Trasformare i pesci impigliati sulle reti (e spesso a un passo dalla spazzatura) in deliziose zuppe: non è un’abitudine della zero waste culture dell’ultimo decennio ma una pratica vecchia come il mondo.
In Italia ce ne parla già, nel ricettario che unì la nazione, Pellegrino Artusi, anno 1891. Il gastronomo romagnolo fu disposto ad ammettere che il nome più adatto per questa pratica non era il brodetto dei corregionali ma il cacciucco, come usava in Toscana. Questo perché il brodetto era in realtà «una minestra che s’usa per Pasqua d’uova, cioè una zuppa di pane in brodo, legata con uova frullate e agro di limone».
Centotrentacinque anni dopo, le zuppe di pesce d’Italia si dividono ancora per il lungo: a sinistra c’è il cacciucco dei tirrenici, a destra il brodetto degli adriatici.

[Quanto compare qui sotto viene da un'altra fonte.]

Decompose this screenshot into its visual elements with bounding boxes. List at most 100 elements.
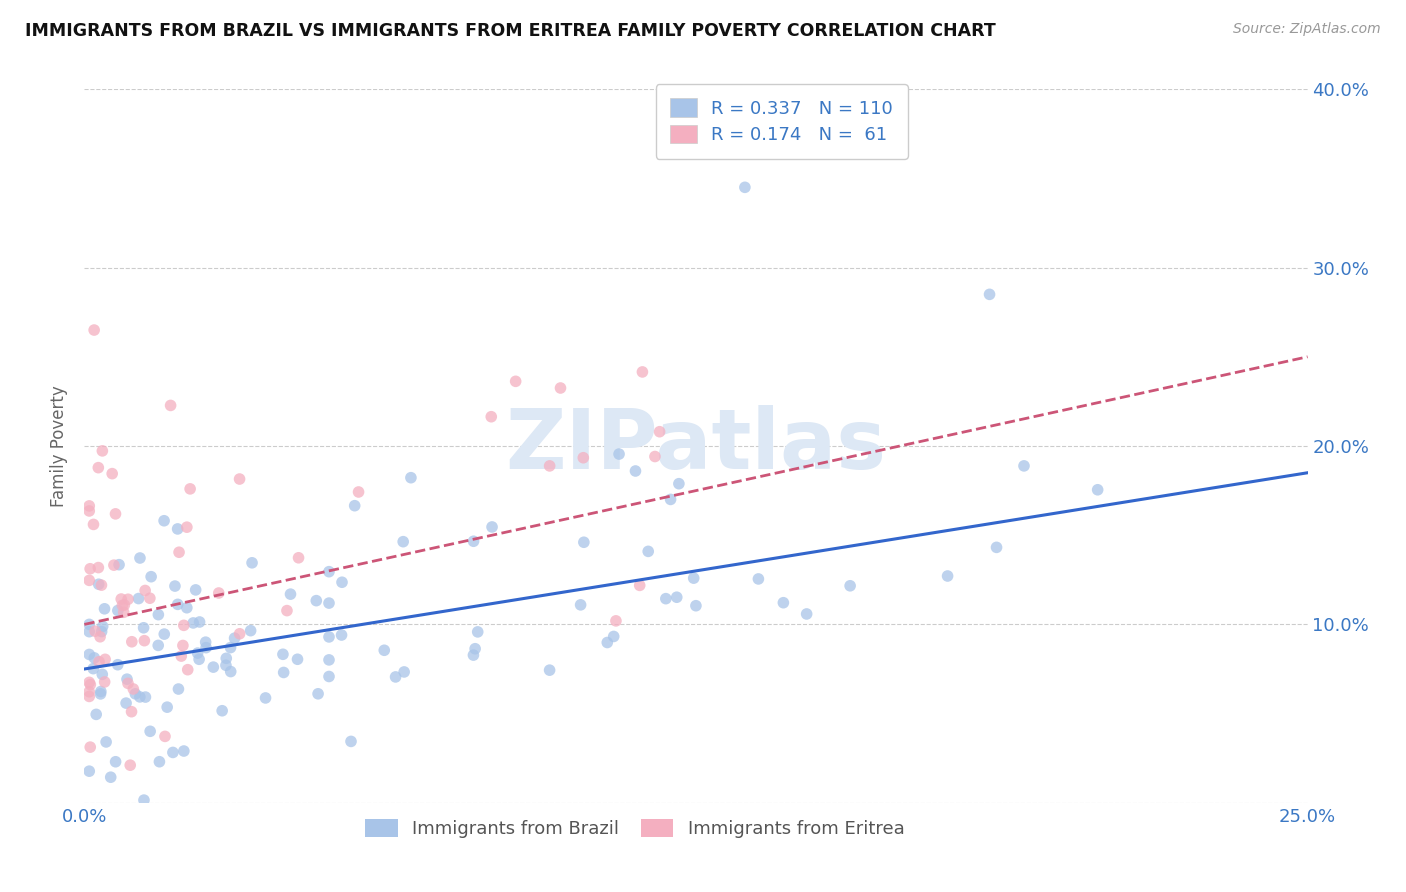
Immigrants from Brazil — [665, 591, 688, 605]
Immigrants from Brazil — [219, 665, 242, 679]
Immigrants from Brazil — [839, 579, 862, 593]
Immigrants from Brazil — [464, 641, 486, 656]
Immigrants from Brazil — [467, 624, 489, 639]
Immigrants from Eritrea — [631, 365, 654, 379]
Immigrants from Brazil — [330, 575, 353, 590]
Immigrants from Brazil — [343, 499, 366, 513]
Immigrants from Eritrea — [228, 472, 250, 486]
Immigrants from Eritrea — [77, 499, 100, 513]
Immigrants from Brazil — [107, 657, 129, 672]
Immigrants from Brazil — [87, 577, 110, 591]
Immigrants from Eritrea — [101, 467, 124, 481]
Immigrants from Brazil — [318, 669, 340, 683]
Immigrants from Brazil — [139, 570, 162, 584]
Immigrants from Eritrea — [153, 730, 176, 744]
Immigrants from Eritrea — [103, 558, 125, 573]
Immigrants from Eritrea — [644, 450, 666, 464]
Immigrants from Eritrea — [173, 618, 195, 632]
Immigrants from Brazil — [796, 607, 818, 621]
Immigrants from Brazil — [90, 684, 112, 698]
Immigrants from Brazil — [173, 744, 195, 758]
Immigrants from Eritrea — [122, 681, 145, 696]
Immigrants from Brazil — [572, 535, 595, 549]
Immigrants from Eritrea — [112, 605, 135, 619]
Immigrants from Brazil — [596, 635, 619, 649]
Immigrants from Brazil — [115, 696, 138, 710]
Immigrants from Brazil — [239, 624, 262, 638]
Immigrants from Brazil — [569, 598, 592, 612]
Immigrants from Eritrea — [87, 460, 110, 475]
Immigrants from Brazil — [624, 464, 647, 478]
Immigrants from Eritrea — [104, 507, 127, 521]
Text: Source: ZipAtlas.com: Source: ZipAtlas.com — [1233, 22, 1381, 37]
Immigrants from Eritrea — [111, 599, 134, 613]
Immigrants from Brazil — [91, 619, 114, 633]
Immigrants from Eritrea — [82, 517, 104, 532]
Immigrants from Brazil — [273, 665, 295, 680]
Immigrants from Brazil — [637, 544, 659, 558]
Immigrants from Brazil — [129, 551, 152, 566]
Immigrants from Brazil — [195, 640, 218, 655]
Immigrants from Eritrea — [648, 425, 671, 439]
Immigrants from Eritrea — [572, 450, 595, 465]
Immigrants from Eritrea — [172, 639, 194, 653]
Immigrants from Eritrea — [176, 520, 198, 534]
Immigrants from Brazil — [84, 707, 107, 722]
Y-axis label: Family Poverty: Family Poverty — [51, 385, 69, 507]
Immigrants from Eritrea — [87, 655, 110, 669]
Immigrants from Brazil — [655, 591, 678, 606]
Immigrants from Brazil — [287, 652, 309, 666]
Immigrants from Eritrea — [276, 604, 298, 618]
Immigrants from Brazil — [318, 596, 340, 610]
Immigrants from Brazil — [463, 648, 485, 662]
Immigrants from Brazil — [82, 662, 104, 676]
Immigrants from Eritrea — [87, 560, 110, 574]
Immigrants from Eritrea — [159, 399, 181, 413]
Immigrants from Eritrea — [628, 578, 651, 592]
Immigrants from Brazil — [166, 522, 188, 536]
Immigrants from Brazil — [211, 704, 233, 718]
Immigrants from Brazil — [668, 476, 690, 491]
Immigrants from Brazil — [463, 534, 485, 549]
Immigrants from Brazil — [602, 630, 624, 644]
Immigrants from Eritrea — [77, 574, 100, 588]
Immigrants from Eritrea — [79, 677, 101, 691]
Immigrants from Brazil — [148, 755, 170, 769]
Immigrants from Eritrea — [77, 675, 100, 690]
Immigrants from Brazil — [91, 667, 114, 681]
Immigrants from Brazil — [1087, 483, 1109, 497]
Immigrants from Brazil — [83, 651, 105, 665]
Immigrants from Eritrea — [538, 458, 561, 473]
Text: ZIPatlas: ZIPatlas — [506, 406, 886, 486]
Immigrants from Brazil — [132, 793, 155, 807]
Immigrants from Eritrea — [179, 482, 201, 496]
Immigrants from Brazil — [685, 599, 707, 613]
Immigrants from Brazil — [163, 579, 186, 593]
Immigrants from Brazil — [153, 514, 176, 528]
Immigrants from Brazil — [90, 624, 112, 639]
Immigrants from Brazil — [734, 180, 756, 194]
Immigrants from Eritrea — [505, 374, 527, 388]
Immigrants from Brazil — [305, 593, 328, 607]
Immigrants from Eritrea — [77, 690, 100, 704]
Immigrants from Eritrea — [208, 586, 231, 600]
Immigrants from Brazil — [139, 724, 162, 739]
Immigrants from Brazil — [318, 565, 340, 579]
Immigrants from Brazil — [399, 471, 422, 485]
Immigrants from Brazil — [340, 734, 363, 748]
Immigrants from Eritrea — [170, 649, 193, 664]
Immigrants from Brazil — [747, 572, 769, 586]
Immigrants from Brazil — [224, 631, 246, 645]
Immigrants from Brazil — [682, 571, 704, 585]
Immigrants from Brazil — [184, 582, 207, 597]
Immigrants from Brazil — [124, 687, 146, 701]
Immigrants from Eritrea — [117, 592, 139, 607]
Immigrants from Eritrea — [121, 705, 143, 719]
Immigrants from Eritrea — [91, 443, 114, 458]
Immigrants from Eritrea — [94, 652, 117, 666]
Immigrants from Eritrea — [117, 676, 139, 690]
Immigrants from Brazil — [373, 643, 395, 657]
Immigrants from Eritrea — [112, 598, 135, 612]
Immigrants from Eritrea — [110, 592, 132, 607]
Immigrants from Brazil — [772, 596, 794, 610]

In più, se andassimo a spulciare i ricettari del solo versante orientale, troveremmo tante versioni di brodetto quanti sono i comuni che si trovano sulla litoranea da Trieste al Salento. È il potere e insieme il limite della cucina italiana: una varietà di ricette e tradizioni senza pari ma anche un’enorme difficoltà di codifica univoca che storicamente azzoppa le possibilità di replica fuori dai nostri lidi.
Sono riflessioni che sovvengono a stare seduti a tavola Da Lucio, il nuovo luminoso ristorante di Jacopo Ticchi a Rimini, un progetto così interessante che l’abbiamo raccontato dal principio due volte, con Niccolò Vecchia e Paolo Marchi. Nella tana dei pesci frollati e delle delizie ittiche alla brace ecco arrivare, in fondo al sentiero delle sapidità, il Brodetto tradizionale di pesci, molluschi e crostacei cotto nel forno a legna di Lucio.

Il carrello al tavolo (foto Zanatta)
Giacomo Imbalzano, compagno di avventure dello chef, porta al tavolo un carrello con i piatti da portata sormontati da un ampio coccio rosso acceso: la ceramica di fuori e la salsa al pomodoro dentro. «Faccio il brodetto da sempre», spiega Ticchi, «l’ho riproposto nella sede nuova per spiegare ai clienti che non siamo una tavola
fighetta. Tenevo a continuare a offrire tutto il comfort e la familiarità che solo un brodetto può dare». Classicità sì ma con le accortezze di chi questiona preparazioni di lungo corso, immutabili solo nei pensieri dei cuochi pavidi. E poi Jacopo conosce bene il momento storico che viviamo, piuttosto conservatore e incline all’auto-consolazione.
«I nostro pescatori», dettaglia, «dividono il pescato in pezzature: da un lato c’è il misto pregiato; dall’altro il misto da zuppa, composto dalle parti meno nobili dei pesci più piccoli: scorfanetti, gallinelle, mazzole, pesci serra, razze, soglioline, pesci azzurri che noi utilizziamo per la salsa, contrariamente alla tradizione che ricorre a pesci interi, che però rimangono sfibrati dalle lunghe cotture».

Chef Jacopo Ticchi (foto Filippo L'Astorina)
Gli ultimi passaggi importanti per la riuscita della salsa: «Filtrare ed eliminare le impurità della salsa, passare in forno parti nobili e salsa e unire molluschi come cozze e vongole e crostacei come canocchie e mazzancolle all’insieme».
La salsa risulterà densa e iper-concentrata alla fine dell’assaggio, per la proverbiale scarpetta: «È un pensiero che ho ricavato da
Mauro Uliassi, che teneva in menu un piatto che si chiamava proprio
Scarpetta di Brodetto, un singolo pezzo di pane da intingere nel sugo di pesce concentrato».
Un brodetto che quasi sempre vale come piatto unico. Perché, ammoniva
Pellegrino Artusi, «È sempre un cibo assai grave e bisogna guardarsi dal farne una scorpacciata».